The pilot episode actually aired as the 2nd episode, b/c Maggie (Marissa Tomei) was not present in the 1st aired episode "Reconcilable Differences" and Bill Cosby wanted the audience to get know Jaleesa (Dawnn Lewis) and Whitley (Jasmine Guy) before introducing Maggie.

And some other pieces of confusion surrounding the 1st season were that the Season 1 finale episode "My Dinner Date w/ Theo" was alledgedly filmed before the pilot episode. Reasons for this are that Jasmine Guy and Kadeem Hardison are not listed in the cast, Ted Ross plays Dean Harris and is a show regular, and Vernee Watson-Johnson plays the Gilbert Hall resident director, named Carla Meyers.

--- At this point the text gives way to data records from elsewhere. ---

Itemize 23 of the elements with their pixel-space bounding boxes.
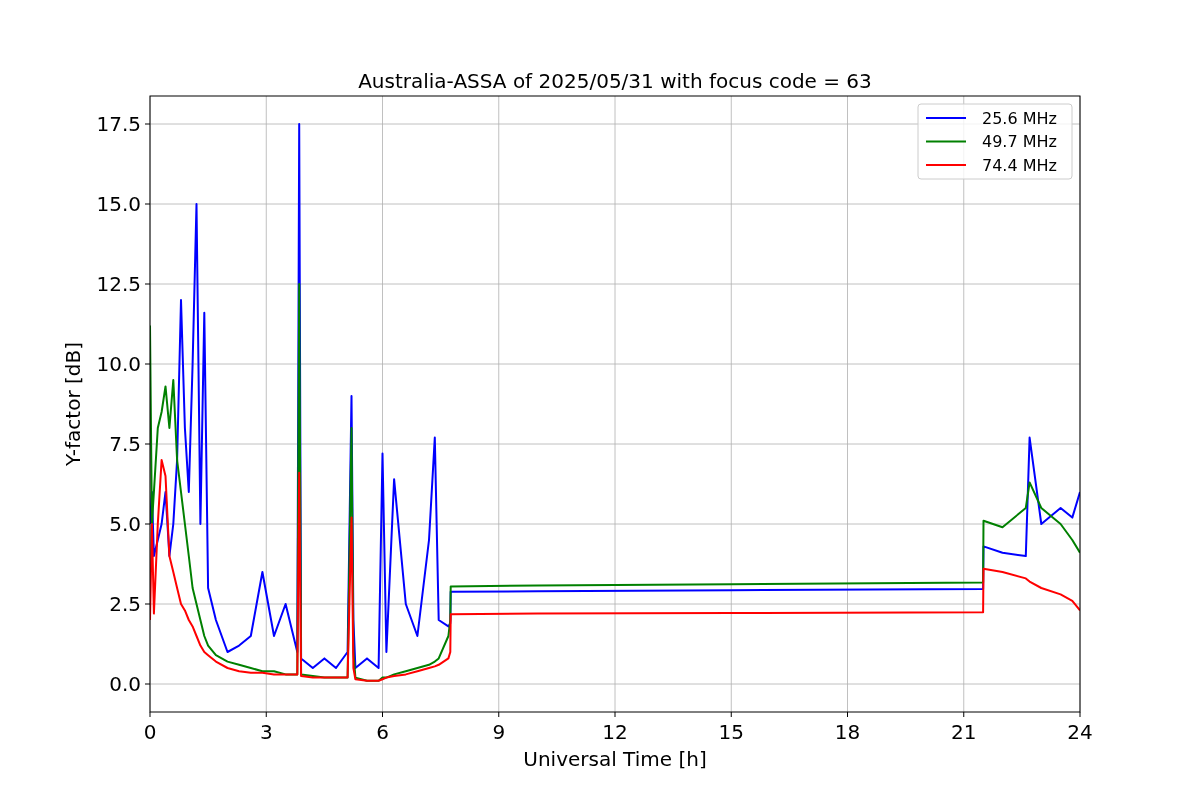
legend-label: 74.4 MHz: [982, 155, 1057, 175]
y-axis-label: Y-factor [dB]: [61, 342, 85, 466]
tick-label: 12.5: [96, 272, 141, 296]
tick-label: 7.5: [109, 432, 141, 456]
tick-label: 0: [143, 720, 157, 744]
tick-label: 18: [834, 720, 861, 744]
tick-label: 17.5: [96, 112, 141, 136]
tick-label: 6: [376, 720, 389, 744]
tick-label: 3: [259, 720, 273, 744]
legend-label: 49.7 MHz: [982, 132, 1057, 151]
tick-label: 5.0: [109, 512, 141, 536]
tick-label: 21: [951, 720, 977, 744]
tick-label: 24: [1067, 720, 1093, 744]
tick-label: 2.5: [109, 592, 141, 616]
tick-label: 12: [602, 720, 628, 744]
tick-label: 15.0: [96, 192, 141, 216]
tick-label: 15: [718, 720, 744, 744]
chart-title: Australia-ASSA of 2025/05/31 with focus code = 63: [358, 69, 872, 93]
x-axis-label: Universal Time [h]: [523, 747, 707, 771]
legend-label: 25.6 MHz: [982, 108, 1057, 128]
tick-label: 10.0: [96, 352, 141, 376]
tick-label: 0.0: [109, 672, 141, 696]
tick-label: 9: [492, 720, 506, 744]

cinfusion in the 1st season was that the episode "If Chosen, I Might Not Run" was the acutal 1st episode filmed but aired as the 8th episode according to the production number.

Whoa. Now that is strange. An episode filmed BEFORE the pilot? Never thought I'd hear something about that.

Speaking of which, have you seen the episode guide for St. Elsewhere?

http://epguides.com/StElsewhere/

Notice how they have the S1 ep. "Bypass" at a lower production code number than the Pilot? I'm a bit skeptical about this, because I'm pretty sure the Pilot was, in fact, the first one filmed for the series. For all I know, these production code numbers could have merely been used to assign each episode such a thing.

If there's one thing you should know about production codes, it's that they do NOT always represent the filming or taping order of episodes for a TV show. Sometimes they do, but other times they don't.

megamanj2004
08-05-2012, 05:59 PM
Whoa. Now that is strange. An episode filmed BEFORE the pilot? Never thought I'd hear something about that.

Speaking of which, have you seen the episode guide for St. Elsewhere?

http://epguides.com/StElsewhere/

Notice how they have the S1 ep. "Bypass" at a lower production code number than the Pilot? I'm a bit skeptical about this, because I'm pretty sure the Pilot was, in fact, the first one filmed for the series. For all I know, these production code numbers could have merely been used to assign each episode such a thing.

If there's one thing you should know about production codes, it's that they do NOT always represent the filming or taping order of episodes for a TV show. Sometimes they do, but other times they don't.

YIKES! That just gives me reason to ignore the production codes on some shows.

But yet in TV.com it seems to make no references to the pilot and the episode "Bypass" being aired out of order. Maybe I'll search a fan page of St. Elsewhere and see if anything else different comes up.

Here's some more confusion regarding the 1st season of "A Different World,"
Another late S1 episode "Come Back, Little Eggby" aired in April of 1988 but yet it has a 1987 copyright date and also you can tell it has a 1987 copyright because Stevie (Loretta Devine), who was the dorm mother in most of the 1st half of the 1st season is present in this episode.

According to epguides.com, the S1 ep. "If Only For One Night," was the initial Season 1 finale.